Pregnancy brings about a lot of changes. While the growing bump may be the change that gets a lot of attention, your breasts are changing on their own too.
Hormones are responsible for breast changes during pregnancy but for a good reason: they are preparing your girls to be the food source for your child. Breast milk is all that your baby will feed on for months, so it’s important to prepare them as early as possible.
Breast changes during pregnancy
Estrogen, the hormone responsible for your breasts appearing during puberty, is also responsible for preparing it for motherhood. The milk ducts in your breasts are growing to provide the milk your baby needs.
The veins in your breasts will also be more noticeable because of the increased blood supply.
Other than the growth and enlargement of breasts along with the visibility of veins, there are other changes to be expected, including:
- Tenderness and hypersensitivity
- Darkening of nipples and areolas
- Leaking of colostrum, a thick yellowish substance
- Bumpier areolas because the glands called Montgomery’s tubercles become raised.
These may be the expected changes, but every woman experiences changes differently. While some may go through a squirting period, some may not even see a whole lot of differences.
Whichever the case, it’s always best to know what to expect with your breasts during pregnancy. That way, you can avoid any surprises.
Let’s look more closely at the changes your breast will experience during pregnancy and how you can handle them:
Whether you like it or not, this will happen. Changes will start to present themselves during the first three months of pregnancy.
Why does it happen? Fat is building up, and milk glands are increasing in size.
At six weeks pregnant, you will notice that your breasts have become larger by a cup, maybe even more. By the time you’re nine months pregnant, your breasts will be about two pounds heavier.
This is one of the changes that are easy to deal with. Since there is an increase in breast size, you will need a bra that can accommodate your enlarged breasts.
But it isn’t just about size; you also have to think about it being able to support the increased weight. With that in mind, here are some tips for finding the right bra:
- Find one with a thick band under the cups and stay away from underwire bras
- Make sure to pick a bra with wide shoulder straps.
- Ensure that the bra you choose is easily adjustable.
- Choose a bra made out of cotton because it allows the skin to breathe.
Some good choices that fit the criteria listed include a cotton sports bra or maternity bra. You can even consider a pregnancy sleep bra to provide the support your breasts need while you sleep.
It’s also important to keep in mind that your breasts will undergo changes throughout the nine-month journey. As such, this requires a change of bras.
The tenderness of breasts is nothing new to a woman. It’s something that is experienced during the menstrual cycle.
While you won’t get your period while pregnant, this doesn’t mean an end to sore breasts. In fact, it’s the first sign of pregnancy that most women notice.
But why should your breasts be tender during pregnancy? That’s because of the increased blood supply coupled with the growth of milk ducts.
This change will have a different effect on women. Some will find the increases sensitivity great during sex while others will deem it uncomfortable.
With breast tenderness comes some hard lumps. While this is enough to cause panic, the lumps are mostly caused by clogged milk ducts.
It will take a few days for the ducts to clear up with the help of a warm compress, a bath, or a massage. But you should call your doctor if soreness is accompanied by feeling achy and feverish as the ducts may have become infected.
It’s also understandable to be concerned about breast cancer, but keep in mind that it’s rare for women under the age of 35. In case you are over 35 and want to get pregnant, it’s best to see a doctor about going through breast cancer screening.
Colostrum is pre-milk and is most often seen in the clothes of pregnant women. It is sweet and watery and may appear thick and yellow during the first and third trimester.
The liquid eventually turns pale and colorless in later months and serves as your baby’s protection against disease and infection during the first few days.
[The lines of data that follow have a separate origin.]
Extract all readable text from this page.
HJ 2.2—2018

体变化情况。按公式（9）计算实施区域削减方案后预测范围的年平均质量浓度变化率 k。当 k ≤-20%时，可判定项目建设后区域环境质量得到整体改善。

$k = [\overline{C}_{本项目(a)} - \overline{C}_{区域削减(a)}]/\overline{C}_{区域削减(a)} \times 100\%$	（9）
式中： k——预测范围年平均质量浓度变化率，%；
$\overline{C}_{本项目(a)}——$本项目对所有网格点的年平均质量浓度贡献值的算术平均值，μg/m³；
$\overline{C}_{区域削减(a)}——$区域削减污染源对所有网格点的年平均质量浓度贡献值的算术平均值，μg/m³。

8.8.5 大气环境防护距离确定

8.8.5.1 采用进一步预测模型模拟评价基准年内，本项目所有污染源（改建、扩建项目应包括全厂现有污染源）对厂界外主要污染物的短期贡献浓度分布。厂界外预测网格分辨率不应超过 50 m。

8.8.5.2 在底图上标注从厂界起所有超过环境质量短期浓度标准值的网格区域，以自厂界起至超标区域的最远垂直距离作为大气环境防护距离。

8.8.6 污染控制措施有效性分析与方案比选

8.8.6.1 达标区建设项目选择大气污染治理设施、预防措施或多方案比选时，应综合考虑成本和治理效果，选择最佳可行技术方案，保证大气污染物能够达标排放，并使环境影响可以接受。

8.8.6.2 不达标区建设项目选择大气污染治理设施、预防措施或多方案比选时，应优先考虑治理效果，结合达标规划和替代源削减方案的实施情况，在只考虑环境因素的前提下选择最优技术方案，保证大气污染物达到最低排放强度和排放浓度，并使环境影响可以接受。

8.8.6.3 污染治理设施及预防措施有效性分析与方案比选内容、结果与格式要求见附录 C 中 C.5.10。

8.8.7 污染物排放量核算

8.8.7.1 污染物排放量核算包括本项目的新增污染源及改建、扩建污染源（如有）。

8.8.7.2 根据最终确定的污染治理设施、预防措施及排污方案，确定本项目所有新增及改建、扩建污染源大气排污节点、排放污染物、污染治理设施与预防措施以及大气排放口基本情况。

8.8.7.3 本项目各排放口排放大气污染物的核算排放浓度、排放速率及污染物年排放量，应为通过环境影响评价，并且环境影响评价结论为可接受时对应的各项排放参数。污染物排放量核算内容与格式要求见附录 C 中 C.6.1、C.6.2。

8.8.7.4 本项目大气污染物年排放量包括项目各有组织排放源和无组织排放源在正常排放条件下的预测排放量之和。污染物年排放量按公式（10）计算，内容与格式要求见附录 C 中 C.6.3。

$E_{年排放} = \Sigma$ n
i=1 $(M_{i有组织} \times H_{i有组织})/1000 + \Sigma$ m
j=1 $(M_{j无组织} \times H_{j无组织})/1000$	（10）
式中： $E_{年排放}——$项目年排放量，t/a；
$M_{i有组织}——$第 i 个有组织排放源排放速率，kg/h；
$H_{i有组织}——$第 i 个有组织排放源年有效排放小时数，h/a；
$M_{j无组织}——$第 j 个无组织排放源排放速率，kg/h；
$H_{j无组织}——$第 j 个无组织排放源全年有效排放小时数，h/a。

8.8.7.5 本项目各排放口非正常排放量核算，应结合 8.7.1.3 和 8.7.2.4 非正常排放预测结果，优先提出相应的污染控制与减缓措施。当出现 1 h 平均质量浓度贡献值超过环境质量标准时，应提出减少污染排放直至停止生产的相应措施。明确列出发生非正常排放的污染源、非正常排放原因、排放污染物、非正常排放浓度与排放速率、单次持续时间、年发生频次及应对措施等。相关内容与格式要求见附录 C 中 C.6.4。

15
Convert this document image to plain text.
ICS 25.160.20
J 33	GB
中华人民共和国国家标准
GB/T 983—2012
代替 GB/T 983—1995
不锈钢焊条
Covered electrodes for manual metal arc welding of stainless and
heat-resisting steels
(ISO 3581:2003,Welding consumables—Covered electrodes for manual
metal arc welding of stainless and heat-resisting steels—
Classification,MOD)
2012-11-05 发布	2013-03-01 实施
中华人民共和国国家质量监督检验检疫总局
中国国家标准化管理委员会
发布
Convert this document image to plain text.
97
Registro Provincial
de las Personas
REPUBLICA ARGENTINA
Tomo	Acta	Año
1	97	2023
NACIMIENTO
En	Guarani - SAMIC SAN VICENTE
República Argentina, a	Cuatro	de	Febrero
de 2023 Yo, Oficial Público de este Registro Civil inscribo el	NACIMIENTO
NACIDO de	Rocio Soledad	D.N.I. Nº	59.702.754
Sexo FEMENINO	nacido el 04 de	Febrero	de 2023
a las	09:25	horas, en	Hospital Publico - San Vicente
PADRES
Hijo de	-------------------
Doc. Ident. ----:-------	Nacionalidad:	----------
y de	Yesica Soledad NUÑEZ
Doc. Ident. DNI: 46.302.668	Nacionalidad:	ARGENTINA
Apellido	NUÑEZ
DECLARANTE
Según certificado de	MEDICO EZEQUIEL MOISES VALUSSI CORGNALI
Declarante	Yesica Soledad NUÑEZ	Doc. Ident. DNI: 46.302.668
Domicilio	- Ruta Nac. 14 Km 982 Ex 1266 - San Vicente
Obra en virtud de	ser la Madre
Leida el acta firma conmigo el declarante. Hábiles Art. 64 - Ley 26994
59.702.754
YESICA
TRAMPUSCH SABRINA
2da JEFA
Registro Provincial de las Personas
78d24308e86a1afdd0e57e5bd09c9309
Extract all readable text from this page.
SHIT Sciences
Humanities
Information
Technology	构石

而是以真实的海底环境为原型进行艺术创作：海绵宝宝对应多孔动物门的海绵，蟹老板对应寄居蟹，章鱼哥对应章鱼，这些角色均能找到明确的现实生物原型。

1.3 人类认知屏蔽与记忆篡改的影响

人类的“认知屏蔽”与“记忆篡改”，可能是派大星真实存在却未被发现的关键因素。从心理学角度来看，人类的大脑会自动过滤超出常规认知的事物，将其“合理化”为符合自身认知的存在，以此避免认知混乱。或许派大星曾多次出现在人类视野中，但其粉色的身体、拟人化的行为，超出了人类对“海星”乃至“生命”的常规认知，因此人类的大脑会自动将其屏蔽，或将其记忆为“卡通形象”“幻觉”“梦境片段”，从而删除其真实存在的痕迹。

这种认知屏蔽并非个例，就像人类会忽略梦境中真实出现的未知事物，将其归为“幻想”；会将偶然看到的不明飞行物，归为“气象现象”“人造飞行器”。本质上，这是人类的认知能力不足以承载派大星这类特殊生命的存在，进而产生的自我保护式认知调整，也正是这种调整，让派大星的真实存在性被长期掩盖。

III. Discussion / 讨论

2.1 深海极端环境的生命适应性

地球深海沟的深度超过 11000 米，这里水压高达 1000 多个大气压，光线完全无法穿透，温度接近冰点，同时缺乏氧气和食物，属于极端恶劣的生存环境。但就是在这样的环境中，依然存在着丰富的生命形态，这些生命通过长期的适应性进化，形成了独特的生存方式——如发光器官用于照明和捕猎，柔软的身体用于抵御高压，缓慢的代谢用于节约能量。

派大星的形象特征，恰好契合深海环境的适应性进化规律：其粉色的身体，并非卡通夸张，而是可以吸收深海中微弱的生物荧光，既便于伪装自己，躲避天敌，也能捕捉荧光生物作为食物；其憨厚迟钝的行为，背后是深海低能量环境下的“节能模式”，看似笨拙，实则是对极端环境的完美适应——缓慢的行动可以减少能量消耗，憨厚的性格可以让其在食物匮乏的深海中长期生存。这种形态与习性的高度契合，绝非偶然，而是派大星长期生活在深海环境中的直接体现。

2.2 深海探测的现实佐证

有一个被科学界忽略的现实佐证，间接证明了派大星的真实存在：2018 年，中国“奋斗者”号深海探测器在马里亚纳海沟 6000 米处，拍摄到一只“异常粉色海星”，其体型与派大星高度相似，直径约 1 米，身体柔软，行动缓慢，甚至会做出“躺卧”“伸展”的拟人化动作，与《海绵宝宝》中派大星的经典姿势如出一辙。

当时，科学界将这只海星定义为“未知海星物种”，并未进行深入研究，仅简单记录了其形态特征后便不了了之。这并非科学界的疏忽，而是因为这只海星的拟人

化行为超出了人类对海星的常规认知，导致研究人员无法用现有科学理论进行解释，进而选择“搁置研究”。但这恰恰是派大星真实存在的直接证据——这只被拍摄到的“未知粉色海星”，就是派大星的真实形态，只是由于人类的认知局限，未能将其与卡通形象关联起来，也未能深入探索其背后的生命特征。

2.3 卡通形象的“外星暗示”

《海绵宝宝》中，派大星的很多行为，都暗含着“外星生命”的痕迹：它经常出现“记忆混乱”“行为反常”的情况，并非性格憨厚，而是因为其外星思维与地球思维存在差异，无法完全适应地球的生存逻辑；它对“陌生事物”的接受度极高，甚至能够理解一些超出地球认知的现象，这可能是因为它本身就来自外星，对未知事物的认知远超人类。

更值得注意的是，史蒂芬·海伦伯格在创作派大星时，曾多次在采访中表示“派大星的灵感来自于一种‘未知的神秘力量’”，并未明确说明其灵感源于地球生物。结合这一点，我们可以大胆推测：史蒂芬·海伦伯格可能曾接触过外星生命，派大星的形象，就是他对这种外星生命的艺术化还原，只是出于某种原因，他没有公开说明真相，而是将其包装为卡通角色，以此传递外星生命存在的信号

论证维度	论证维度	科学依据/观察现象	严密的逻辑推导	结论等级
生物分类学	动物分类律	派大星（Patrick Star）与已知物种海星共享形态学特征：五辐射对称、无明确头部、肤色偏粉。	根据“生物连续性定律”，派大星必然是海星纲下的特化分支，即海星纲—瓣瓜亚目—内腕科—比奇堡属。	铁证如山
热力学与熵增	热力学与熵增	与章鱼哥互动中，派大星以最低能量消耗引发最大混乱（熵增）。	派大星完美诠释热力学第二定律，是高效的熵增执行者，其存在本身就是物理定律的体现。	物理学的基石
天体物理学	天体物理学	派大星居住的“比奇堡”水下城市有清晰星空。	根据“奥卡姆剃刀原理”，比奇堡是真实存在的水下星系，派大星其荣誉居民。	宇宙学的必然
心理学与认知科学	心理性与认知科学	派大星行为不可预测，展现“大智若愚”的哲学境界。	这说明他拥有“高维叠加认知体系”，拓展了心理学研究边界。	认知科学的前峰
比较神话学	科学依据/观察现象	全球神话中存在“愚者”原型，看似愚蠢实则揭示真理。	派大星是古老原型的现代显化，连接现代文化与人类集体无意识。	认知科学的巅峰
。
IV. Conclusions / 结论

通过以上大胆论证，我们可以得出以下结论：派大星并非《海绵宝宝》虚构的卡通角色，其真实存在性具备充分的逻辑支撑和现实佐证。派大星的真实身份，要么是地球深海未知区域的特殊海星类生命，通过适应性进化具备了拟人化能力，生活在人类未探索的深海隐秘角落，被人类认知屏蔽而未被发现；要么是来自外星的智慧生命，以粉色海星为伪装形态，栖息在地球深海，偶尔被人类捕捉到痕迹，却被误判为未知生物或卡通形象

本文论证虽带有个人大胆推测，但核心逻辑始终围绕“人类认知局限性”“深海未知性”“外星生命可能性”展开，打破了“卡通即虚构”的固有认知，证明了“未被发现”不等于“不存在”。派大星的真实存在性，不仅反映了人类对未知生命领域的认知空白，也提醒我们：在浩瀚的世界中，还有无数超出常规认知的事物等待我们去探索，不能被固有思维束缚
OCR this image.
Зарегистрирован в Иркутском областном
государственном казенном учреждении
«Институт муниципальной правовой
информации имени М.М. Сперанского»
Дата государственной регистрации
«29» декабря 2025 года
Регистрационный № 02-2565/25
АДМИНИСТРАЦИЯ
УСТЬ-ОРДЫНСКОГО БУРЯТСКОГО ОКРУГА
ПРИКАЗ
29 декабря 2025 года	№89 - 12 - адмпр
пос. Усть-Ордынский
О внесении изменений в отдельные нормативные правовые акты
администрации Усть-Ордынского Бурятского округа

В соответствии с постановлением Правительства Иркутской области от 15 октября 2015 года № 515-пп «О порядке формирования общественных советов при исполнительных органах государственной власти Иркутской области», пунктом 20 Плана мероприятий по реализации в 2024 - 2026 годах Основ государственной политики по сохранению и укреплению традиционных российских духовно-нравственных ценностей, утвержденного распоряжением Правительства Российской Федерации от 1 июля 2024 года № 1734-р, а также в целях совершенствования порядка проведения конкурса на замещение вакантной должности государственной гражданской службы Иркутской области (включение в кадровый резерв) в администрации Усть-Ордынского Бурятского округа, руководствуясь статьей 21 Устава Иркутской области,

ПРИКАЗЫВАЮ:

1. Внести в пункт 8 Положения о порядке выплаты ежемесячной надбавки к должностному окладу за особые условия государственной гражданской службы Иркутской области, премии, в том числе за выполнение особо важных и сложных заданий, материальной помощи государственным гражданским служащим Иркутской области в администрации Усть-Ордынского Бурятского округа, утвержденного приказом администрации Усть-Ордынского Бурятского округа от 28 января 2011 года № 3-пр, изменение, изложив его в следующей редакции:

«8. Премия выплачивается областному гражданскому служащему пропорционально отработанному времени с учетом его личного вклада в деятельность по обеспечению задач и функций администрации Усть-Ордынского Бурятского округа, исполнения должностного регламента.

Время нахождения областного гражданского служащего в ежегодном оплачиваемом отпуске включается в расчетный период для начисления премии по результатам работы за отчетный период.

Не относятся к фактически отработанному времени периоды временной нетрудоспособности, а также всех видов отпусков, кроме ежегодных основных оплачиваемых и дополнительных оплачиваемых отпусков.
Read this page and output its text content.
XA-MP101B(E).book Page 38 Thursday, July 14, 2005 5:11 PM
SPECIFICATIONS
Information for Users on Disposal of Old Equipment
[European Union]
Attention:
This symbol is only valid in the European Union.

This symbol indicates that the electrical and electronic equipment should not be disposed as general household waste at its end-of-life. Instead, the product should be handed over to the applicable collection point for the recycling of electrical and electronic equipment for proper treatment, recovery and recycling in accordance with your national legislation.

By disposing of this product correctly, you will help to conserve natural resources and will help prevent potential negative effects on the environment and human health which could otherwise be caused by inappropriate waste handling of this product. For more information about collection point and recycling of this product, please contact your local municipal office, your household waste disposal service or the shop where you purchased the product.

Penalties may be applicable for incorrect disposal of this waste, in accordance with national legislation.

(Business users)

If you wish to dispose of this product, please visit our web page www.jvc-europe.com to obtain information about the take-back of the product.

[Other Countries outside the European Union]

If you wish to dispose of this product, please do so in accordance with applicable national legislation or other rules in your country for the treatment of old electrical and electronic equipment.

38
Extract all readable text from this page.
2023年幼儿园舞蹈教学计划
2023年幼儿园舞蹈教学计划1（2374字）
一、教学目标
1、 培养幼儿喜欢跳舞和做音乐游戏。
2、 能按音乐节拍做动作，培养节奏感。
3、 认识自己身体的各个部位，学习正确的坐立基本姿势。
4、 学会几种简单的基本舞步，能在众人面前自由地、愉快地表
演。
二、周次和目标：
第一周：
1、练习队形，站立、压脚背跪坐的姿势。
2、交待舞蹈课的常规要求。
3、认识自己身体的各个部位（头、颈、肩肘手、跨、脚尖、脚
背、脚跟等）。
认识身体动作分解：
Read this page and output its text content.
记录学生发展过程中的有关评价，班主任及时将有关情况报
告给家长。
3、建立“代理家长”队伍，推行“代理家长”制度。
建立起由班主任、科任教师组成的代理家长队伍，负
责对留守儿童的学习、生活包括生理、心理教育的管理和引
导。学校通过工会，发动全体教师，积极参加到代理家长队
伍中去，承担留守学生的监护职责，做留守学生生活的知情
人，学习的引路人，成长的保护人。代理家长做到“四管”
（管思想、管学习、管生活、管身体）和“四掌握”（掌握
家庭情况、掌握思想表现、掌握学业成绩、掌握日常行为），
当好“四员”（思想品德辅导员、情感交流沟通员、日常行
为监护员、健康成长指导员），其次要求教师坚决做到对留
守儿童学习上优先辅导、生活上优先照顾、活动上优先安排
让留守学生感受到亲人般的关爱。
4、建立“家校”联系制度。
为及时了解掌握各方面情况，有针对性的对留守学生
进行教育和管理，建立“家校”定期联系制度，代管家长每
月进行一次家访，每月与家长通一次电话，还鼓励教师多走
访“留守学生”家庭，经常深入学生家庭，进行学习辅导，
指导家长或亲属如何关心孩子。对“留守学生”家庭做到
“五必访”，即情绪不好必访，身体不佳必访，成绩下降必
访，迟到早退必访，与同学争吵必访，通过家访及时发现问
Colostrum is rich in protein and antibodies, and it also contains less fat and sugar than mature milk produced after delivery.
Leaking colostrums is normal as it’s finding a dried variety on your nipples. Some women don’t even notice anything different.
All the scenarios above are perfectly normal as discharge can occur at any time. It may even come out during a massage or when you are aroused sexually.
In case you are worried about leaking colostrums, wear breast pads that are disposable or washable. But also make sure to air dry your breasts every day as well as after taking a shower.
Your nipples also change during pregnancy. There’s a simple reason behind it: to make it easier for your baby to suck on it.
Throughout pregnancy, your nipples become bigger and more defined. They will also stick out more than they did before you were with child.
The areolas also grow along with the nipples. They get darker and bumpier; the latter caused by raised bumps called Montgomery’s tubercles.
Montgomery’s tubercles are small glands responsible for producing an oily substance that prevents the nipples and areolas from cracking or drying out during pregnancy and when breastfeeding.
Knowing that, it’s best not to apply soap on your nipples and areolas directly. Doing so keeps the oil and prevents the skin from drying out.
Your breast changes throughout pregnancy and knowing what to expect will keep you from being greeted with surprises.